Aber, bin ich diese Geschichten?
Manchmal reden Leute von Selbsterfahrung.
Was Sie dann mitunter machen, ist einfach nur, die Geschichten noch mal zu erleben, die sie als ihr Selbst annehmen. Es werden Geschichten erfahren, aber nicht das Selbst.
Das wahre Selbst zu erfahren ist keine leichte Sache, sagen die Weisen. Es hat keine Form, es hat keine Farbe und es hat keine Geschichten an sich hängen.
Es gibt da keine Bewegung, die man beobachten könnte, sondern man kann sich nur mit der ihm innewohnenden Stille verbinden.
Ein Geist aber, der immer gewohnt ist, in Bewegung zu sein, und in diesem Bewegen auch noch eine gewisse Faszination empfindet, wird den Weg in den stillen Raum schwer finden. Die Gedanken, die Bewegungen, die Geschichten des Lebens sind viel interessanter und faszinierender als einfach nur ein stiller, leerer Raum.
Wenn man diesen Raum nie erlebt hat, weiß man noch nicht, dass in dieser Stille die Verbundenheit verborgen ist, die wir alle suchen, einhergehend mit Frieden, Liebe, Zufriedenheit und dem Gefühl, hier zu sein. Dazu kommt die Weisheit, die Fähigkeit, zu wissen, wie die Dinge wirklich sind.
Bewegungen hindern uns am Ankommen. Sie bilden Zwischenziele, bei denen es immer nur ein kurzes Verweilen gibt. Dann nimmt uns irgendeine innere oder äußere Kraft wieder mit auf die Reise, irgendwohin zu neuem Erleben, in welcher Form auch immer.
Und schon sind wir wieder ‚draußen‘ und auf der Jagd nach irgendetwas.
Solange sich diese Bewegungen und Reisen angenehm anfühlen, gibt es keinen Grund, nicht so weiterzumachen. An irgendeinem Punkt ihres Lebens stellen Menschen dann vielleicht fest, dass sie immer noch eine tiefe Unzufriedenheit spüren, obwohl sie eigentlich alles haben, was sie brauchen, und meistens haben sie sogar, was sie wollen, in Bezug auf Beruf, Karriere, Haus, Familie, Bankkonto und so weiter.
Das Leben läuft eigentlich genau so, wie sie es sich immer wünschten.

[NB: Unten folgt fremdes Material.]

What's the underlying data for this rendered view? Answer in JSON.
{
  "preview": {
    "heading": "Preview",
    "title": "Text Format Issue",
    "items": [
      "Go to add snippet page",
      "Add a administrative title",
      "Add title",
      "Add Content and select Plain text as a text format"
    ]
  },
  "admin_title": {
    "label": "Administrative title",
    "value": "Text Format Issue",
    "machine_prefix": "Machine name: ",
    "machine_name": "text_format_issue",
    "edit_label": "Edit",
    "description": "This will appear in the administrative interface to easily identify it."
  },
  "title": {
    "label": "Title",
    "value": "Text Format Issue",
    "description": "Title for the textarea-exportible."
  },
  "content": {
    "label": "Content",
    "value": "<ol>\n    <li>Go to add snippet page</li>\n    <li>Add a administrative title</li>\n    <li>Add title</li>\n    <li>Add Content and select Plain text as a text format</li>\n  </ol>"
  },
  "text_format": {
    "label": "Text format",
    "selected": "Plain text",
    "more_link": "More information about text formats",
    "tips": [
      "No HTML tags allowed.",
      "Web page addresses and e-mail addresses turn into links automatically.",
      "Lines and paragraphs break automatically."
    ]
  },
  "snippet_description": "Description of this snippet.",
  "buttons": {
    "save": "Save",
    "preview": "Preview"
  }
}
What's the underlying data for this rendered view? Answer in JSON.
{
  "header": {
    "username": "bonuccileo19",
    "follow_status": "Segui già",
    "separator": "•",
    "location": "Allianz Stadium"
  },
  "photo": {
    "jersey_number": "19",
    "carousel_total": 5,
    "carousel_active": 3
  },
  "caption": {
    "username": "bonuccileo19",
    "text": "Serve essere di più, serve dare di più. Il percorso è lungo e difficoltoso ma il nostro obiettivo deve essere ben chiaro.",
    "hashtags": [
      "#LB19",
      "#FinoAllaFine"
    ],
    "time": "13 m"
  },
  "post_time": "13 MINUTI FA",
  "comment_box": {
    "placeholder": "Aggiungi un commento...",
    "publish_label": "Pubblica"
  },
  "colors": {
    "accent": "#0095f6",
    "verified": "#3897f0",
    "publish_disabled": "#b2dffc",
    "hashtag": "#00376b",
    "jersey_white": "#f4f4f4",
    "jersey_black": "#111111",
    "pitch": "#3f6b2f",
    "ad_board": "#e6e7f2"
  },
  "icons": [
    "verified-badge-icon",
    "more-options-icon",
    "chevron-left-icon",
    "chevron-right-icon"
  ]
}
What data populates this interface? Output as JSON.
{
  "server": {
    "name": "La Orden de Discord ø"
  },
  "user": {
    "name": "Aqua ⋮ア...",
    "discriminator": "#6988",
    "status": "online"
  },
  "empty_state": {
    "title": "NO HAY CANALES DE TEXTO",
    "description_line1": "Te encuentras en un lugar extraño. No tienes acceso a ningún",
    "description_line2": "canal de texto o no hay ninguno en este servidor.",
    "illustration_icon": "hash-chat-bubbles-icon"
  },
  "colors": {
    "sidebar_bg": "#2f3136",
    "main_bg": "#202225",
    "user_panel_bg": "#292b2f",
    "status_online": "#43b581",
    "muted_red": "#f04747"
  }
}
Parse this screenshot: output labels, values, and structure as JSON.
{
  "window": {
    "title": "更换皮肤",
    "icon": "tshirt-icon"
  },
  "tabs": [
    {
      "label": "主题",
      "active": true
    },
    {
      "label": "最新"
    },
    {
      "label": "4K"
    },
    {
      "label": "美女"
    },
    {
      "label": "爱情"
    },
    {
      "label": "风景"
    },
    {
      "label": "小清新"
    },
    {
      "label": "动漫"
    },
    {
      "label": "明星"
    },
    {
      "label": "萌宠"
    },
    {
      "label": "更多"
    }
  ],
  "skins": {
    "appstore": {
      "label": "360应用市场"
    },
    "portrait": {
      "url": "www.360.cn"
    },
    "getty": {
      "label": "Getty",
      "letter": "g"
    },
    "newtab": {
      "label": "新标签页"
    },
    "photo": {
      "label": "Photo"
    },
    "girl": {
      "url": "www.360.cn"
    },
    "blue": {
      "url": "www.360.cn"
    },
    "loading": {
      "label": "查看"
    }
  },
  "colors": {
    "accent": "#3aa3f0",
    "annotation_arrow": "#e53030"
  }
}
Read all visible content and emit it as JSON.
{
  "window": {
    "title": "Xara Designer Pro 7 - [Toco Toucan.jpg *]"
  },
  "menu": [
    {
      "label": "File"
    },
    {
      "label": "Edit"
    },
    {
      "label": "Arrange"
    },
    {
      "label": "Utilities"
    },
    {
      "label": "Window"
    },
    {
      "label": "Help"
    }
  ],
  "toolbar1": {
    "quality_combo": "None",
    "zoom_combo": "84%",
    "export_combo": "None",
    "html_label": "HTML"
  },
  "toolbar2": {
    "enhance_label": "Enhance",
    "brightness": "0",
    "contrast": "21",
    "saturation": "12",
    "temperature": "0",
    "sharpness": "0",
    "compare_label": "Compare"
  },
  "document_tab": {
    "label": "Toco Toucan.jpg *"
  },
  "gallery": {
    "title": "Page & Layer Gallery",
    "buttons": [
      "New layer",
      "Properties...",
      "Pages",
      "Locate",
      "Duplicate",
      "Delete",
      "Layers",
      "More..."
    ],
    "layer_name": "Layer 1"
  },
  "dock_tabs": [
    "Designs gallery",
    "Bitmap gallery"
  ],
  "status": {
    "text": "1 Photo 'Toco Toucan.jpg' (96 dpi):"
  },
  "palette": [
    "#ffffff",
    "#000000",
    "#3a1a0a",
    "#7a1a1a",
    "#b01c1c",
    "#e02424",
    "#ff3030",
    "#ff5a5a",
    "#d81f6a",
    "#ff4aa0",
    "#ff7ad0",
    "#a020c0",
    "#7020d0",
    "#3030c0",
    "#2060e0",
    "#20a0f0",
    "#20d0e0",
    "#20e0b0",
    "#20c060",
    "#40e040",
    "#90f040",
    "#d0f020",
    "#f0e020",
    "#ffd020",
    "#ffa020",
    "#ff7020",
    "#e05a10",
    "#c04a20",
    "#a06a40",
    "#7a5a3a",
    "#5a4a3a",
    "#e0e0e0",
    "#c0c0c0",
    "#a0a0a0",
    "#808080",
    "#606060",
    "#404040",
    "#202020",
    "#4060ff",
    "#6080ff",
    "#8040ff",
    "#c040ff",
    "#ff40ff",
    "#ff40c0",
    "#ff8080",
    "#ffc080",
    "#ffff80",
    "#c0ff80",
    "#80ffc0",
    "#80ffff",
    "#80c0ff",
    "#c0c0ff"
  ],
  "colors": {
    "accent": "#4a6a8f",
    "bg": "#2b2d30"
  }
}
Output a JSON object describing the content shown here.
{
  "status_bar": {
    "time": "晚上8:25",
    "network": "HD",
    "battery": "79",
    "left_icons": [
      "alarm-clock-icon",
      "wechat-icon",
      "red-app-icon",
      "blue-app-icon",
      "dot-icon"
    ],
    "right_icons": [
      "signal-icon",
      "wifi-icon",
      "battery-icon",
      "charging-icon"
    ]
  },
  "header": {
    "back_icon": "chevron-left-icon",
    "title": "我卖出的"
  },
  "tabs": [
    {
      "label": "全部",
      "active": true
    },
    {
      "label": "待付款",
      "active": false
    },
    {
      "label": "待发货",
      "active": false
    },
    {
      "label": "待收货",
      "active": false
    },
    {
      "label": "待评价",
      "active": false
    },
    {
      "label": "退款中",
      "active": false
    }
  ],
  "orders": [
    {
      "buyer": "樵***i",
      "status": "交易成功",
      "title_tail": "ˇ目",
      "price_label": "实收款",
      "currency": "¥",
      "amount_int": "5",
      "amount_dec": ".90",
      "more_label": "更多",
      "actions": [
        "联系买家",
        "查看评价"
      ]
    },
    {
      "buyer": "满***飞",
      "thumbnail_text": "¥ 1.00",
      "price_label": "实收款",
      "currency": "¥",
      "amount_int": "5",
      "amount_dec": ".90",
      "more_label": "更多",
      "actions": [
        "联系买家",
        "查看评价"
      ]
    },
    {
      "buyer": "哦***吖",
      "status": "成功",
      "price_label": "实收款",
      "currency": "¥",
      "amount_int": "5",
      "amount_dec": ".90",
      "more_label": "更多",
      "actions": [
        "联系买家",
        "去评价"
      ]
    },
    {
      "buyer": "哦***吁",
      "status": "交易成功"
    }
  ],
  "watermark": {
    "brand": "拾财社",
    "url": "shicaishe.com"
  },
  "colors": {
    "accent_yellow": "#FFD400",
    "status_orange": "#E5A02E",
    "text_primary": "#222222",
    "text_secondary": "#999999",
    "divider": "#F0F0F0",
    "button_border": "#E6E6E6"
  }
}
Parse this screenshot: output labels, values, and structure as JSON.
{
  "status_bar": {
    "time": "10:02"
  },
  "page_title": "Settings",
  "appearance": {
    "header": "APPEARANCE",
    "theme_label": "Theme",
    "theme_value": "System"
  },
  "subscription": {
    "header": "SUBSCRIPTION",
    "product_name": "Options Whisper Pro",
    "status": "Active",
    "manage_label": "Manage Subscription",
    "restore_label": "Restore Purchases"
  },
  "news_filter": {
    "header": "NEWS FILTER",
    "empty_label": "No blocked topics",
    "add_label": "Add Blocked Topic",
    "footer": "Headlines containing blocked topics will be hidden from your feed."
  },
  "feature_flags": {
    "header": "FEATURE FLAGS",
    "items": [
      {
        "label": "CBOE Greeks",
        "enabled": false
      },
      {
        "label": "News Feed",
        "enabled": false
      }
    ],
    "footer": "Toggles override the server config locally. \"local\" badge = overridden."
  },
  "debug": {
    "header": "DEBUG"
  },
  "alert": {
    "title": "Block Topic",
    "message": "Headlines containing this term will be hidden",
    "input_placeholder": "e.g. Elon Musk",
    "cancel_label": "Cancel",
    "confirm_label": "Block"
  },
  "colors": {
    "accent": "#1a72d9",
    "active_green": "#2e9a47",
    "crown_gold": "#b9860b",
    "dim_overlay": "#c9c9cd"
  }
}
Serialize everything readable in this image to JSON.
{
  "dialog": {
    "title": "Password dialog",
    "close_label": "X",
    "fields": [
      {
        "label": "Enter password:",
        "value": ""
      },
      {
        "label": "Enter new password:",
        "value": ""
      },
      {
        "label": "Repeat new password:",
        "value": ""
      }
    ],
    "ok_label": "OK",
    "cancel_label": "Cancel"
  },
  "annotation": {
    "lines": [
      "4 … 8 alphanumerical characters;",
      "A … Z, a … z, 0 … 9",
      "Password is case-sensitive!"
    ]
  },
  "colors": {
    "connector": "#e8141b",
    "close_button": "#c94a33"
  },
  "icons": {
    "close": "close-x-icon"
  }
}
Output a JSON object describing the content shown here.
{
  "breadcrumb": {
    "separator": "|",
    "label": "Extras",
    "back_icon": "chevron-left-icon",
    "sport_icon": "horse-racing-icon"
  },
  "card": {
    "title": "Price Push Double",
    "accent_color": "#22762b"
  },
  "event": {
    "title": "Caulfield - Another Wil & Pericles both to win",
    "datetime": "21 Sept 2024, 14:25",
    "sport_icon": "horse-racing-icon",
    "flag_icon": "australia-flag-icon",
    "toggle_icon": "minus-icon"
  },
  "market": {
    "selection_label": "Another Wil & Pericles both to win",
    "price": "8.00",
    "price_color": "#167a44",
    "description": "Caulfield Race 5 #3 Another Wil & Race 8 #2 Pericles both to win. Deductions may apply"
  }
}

Manchmal werden Menschen in ihrem Leben wachgerüttelt: Die Frau verlässt ihren Mann, der Mann verlässt seine Frau, man bekommt eine Krankheit, man verliert seinen Job oder sein Vermögen, bemerkt, dass das Leben nicht immer das für einen bereithält, was man gerne möchte. Dann macht man sich selbst dafür verantwortlich, macht andere verantwortlich, sucht einen Schuldigen, den man dafür anklagen kann. Manche glauben, sie seien Versager, die irgendwann, irgendwo, irgendetwas falsch gemacht haben.